The video was the result of a collaboration between the Motion Picture Association, the Federation Against Copyright Theft, and the Intellectual Property Office of Singapore. It first launched during the summer of 2004 after which it appeared on DVDs and in movie theaters.
“A new cinema trailer also launches on 12th July, supporting the campaign message ‘piracy is a crime’,” one of the press releases read at the time.
The video was backed by the Piracyisacrime.com website. This was also the place where the public was asked to report piracy.
We’re using the past tense because the official campaign website was retired more than a decade ago. Initially, the domain name was forwarded to copyrightaware.co.uk, another anti-piracy initiative, but at some point, it was no longer renewed.
This resulted in some interesting new homes for the domain, including a site that has something to do with Japanese nurses. Then, all of a sudden, someone decided to put it up for sale. Earlier this week, Hugedomains listed the piracyisacrime.com domain for $2,695.

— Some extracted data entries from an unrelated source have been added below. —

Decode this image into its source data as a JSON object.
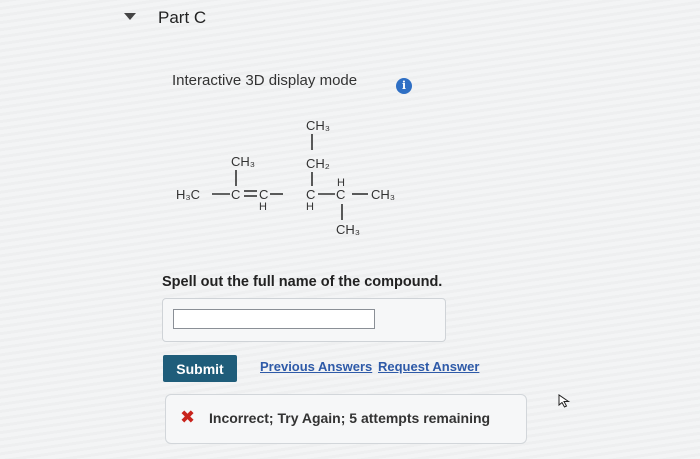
{
  "part": {
    "title": "Part C"
  },
  "display_mode": {
    "label": "Interactive 3D display mode",
    "info_icon": "info-icon"
  },
  "structure": {
    "main_chain_left": "H₃C",
    "c1": "C",
    "c2": "C",
    "c2_h": "H",
    "c3": "C",
    "c3_h": "H",
    "c4_h": "H",
    "c4": "C",
    "main_chain_right": "CH₃",
    "c1_substituent": "CH₃",
    "c3_substituent_ch2": "CH₂",
    "c3_substituent_ch3": "CH₃",
    "c4_substituent": "CH₃"
  },
  "question": {
    "text": "Spell out the full name of the compound."
  },
  "answer": {
    "value": "",
    "placeholder": ""
  },
  "actions": {
    "submit_label": "Submit",
    "previous_answers_label": "Previous Answers",
    "request_answer_label": "Request Answer"
  },
  "feedback": {
    "icon": "x-icon",
    "mark": "✖",
    "text": "Incorrect; Try Again; 5 attempts remaining",
    "color": "#c8231c"
  },
  "colors": {
    "submit_bg": "#1f5d7a",
    "link": "#2e5aa8",
    "info": "#2f6fc4"
  }
}
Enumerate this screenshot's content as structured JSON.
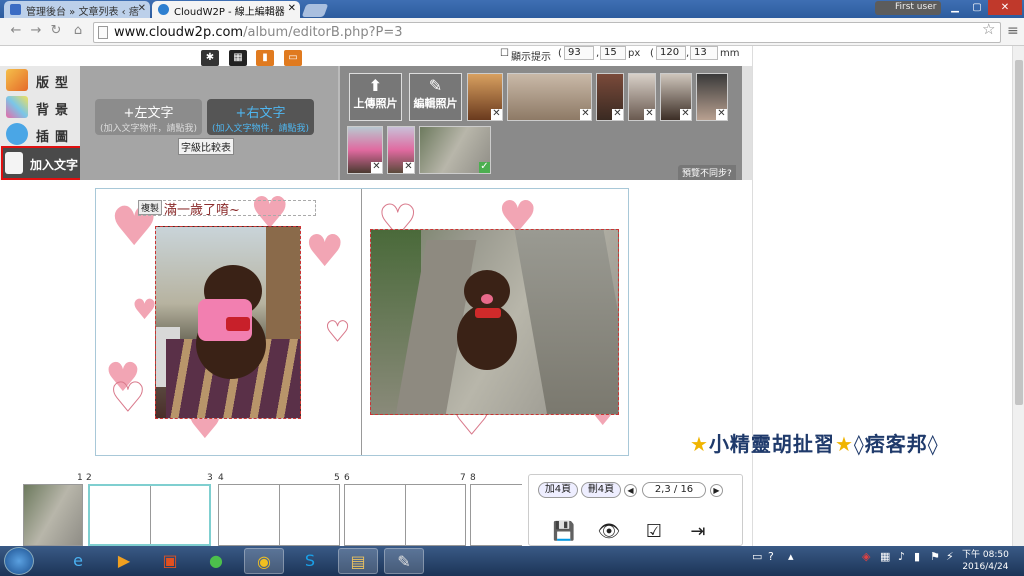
{
  "browser": {
    "tabs": [
      {
        "title": "管理後台 » 文章列表 ‹ 痞",
        "active": false
      },
      {
        "title": "CloudW2P - 線上編輯器",
        "active": true
      }
    ],
    "user": "First user",
    "url_host": "www.cloudw2p.com",
    "url_path": "/album/editorB.php?P=3"
  },
  "editor": {
    "show_hint_label": "顯示提示",
    "pos_x": "93",
    "pos_y": "15",
    "px_unit": "px",
    "size_w": "120",
    "size_h": "13",
    "mm_unit": "mm",
    "menu": [
      {
        "label": "版型",
        "icon": "layout-icon"
      },
      {
        "label": "背景",
        "icon": "background-icon"
      },
      {
        "label": "插圖",
        "icon": "illustration-icon"
      },
      {
        "label": "加入文字",
        "icon": "add-text-icon",
        "selected": true
      }
    ],
    "left_text_btn": "+左文字",
    "left_text_sub": "(加入文字物件，請點我)",
    "right_text_btn": "+右文字",
    "right_text_sub": "(加入文字物件，請點我)",
    "font_compare": "字級比較表",
    "upload_btn": "上傳照片",
    "edit_btn": "編輯照片",
    "preview_mismatch": "預覽不同步?",
    "copy_label": "複製",
    "caption_text": "滿一歲了唷~"
  },
  "pages": {
    "numbers": [
      "1",
      "2",
      "3",
      "4",
      "5",
      "6",
      "7",
      "8"
    ],
    "add_pages": "加4頁",
    "delete_pages": "刪4頁",
    "page_indicator": "2,3 / 16"
  },
  "watermark": {
    "star": "★",
    "text1": "小精靈胡扯習",
    "text2": "◊痞客邦◊"
  },
  "taskbar": {
    "clock_time": "下午 08:50",
    "clock_date": "2016/4/24"
  },
  "colors": {
    "selected_menu_border": "#e01010",
    "accent_blue": "#4fb6f0",
    "heart_pink": "#f2a5b4"
  }
}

That is a lot of money for a domain name without content. However, it would make sense for an anti-piracy group to regain control. Interestingly, however, most attention was generated by “the other side.”
In the r/Piracy subreddit, ‘Mintyjad’ asked whether they should buy the domain and point it to a Rickroll. This suggestion triggered a lot of responses but, before the topic could result in any action, someone else bought it.
While we don’t know who paid nearly $3,000 for the domain, the buyer doesn’t appear to come from the anti-piracy camp.
Instead of rickrolling visitors, Piracyisacrime.com now redirects to the legendary parody of the PSA from the IT Crowd TV series. This means that after nearly two decades of memes and parodies, we have come full circle.